How long should a cat converter last on a UK car?
Most catalytic converters last between 70,000 and 100,000 miles, and on a well-maintained car they often last the lifetime of the vehicle. Short journeys, oil leaks and engine misfires shorten that lifespan significantly.
Can I drive with a faulty cat converter?
Technically yes, legally no. If emissions exceed UK limits you can be fined up to £1,000, your MOT will fail, and your insurance may be invalidated. Get it to a garage on a recovery truck if it's badly damaged or stolen.
Will my insurance cover catalytic converter theft?
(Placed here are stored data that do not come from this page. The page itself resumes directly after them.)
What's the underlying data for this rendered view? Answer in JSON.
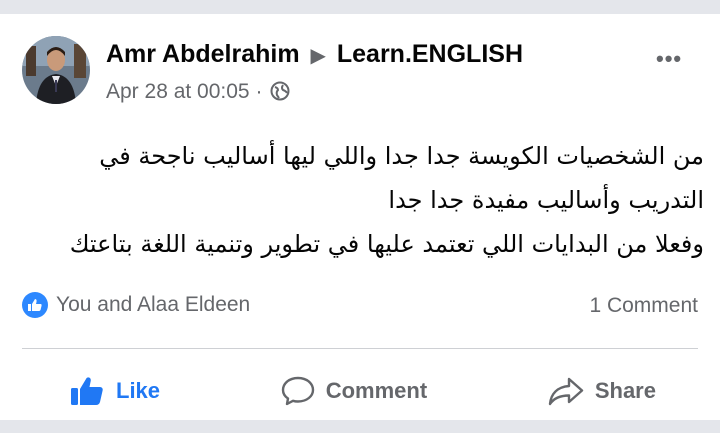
{
  "post": {
    "author": "Amr Abdelrahim",
    "group": "Learn.ENGLISH",
    "timestamp": "Apr 28 at 00:05",
    "separator": "·",
    "text_lines": [
      "من الشخصيات الكويسة جدا جدا واللي ليها أساليب ناجحة في",
      "التدريب وأساليب مفيدة جدا جدا",
      "وفعلا من البدايات اللي تعتمد عليها في تطوير وتنمية اللغة بتاعتك"
    ]
  },
  "reactions": {
    "text": "You and Alaa Eldeen",
    "comments": "1 Comment"
  },
  "actions": {
    "like": "Like",
    "comment": "Comment",
    "share": "Share"
  },
  "colors": {
    "like_blue": "#2078f4",
    "badge_blue": "#2d88ff",
    "secondary_text": "#65676b"
  },
  "icons": {
    "more": "more-options-icon",
    "globe": "globe-icon",
    "like": "thumbs-up-icon",
    "comment": "comment-bubble-icon",
    "share": "share-arrow-icon"
  }
}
Most comprehensive policies cover theft, but you'll pay the excess and may lose your no-claims bonus. Always report the theft to police first to get a crime reference number, then contact your insurer.
Is an aftermarket cat as good as an OEM one?
A type-approved aftermarket cat with an E-mark stamp will pass an MOT and meet UK emissions law, often at half the OEM price. Avoid cheap universal cats with no E-mark, they frequently fail emissions testing.
What's the average cost to replace a cat converter in the UK in 2026?
Expect £150 to £900 for most family cars, with an average around £310 including labour. Luxury cars, hybrids and diesels with integrated DPFs can push £1,000 to £2,000.
How can I tell if my cat has been stolen?
Start the engine. If it sounds like a tractor or a chainsaw, the cat is likely gone. Look underneath for a cut section of exhaust pipe. Do not drive the car, call your insurer and the police on 101.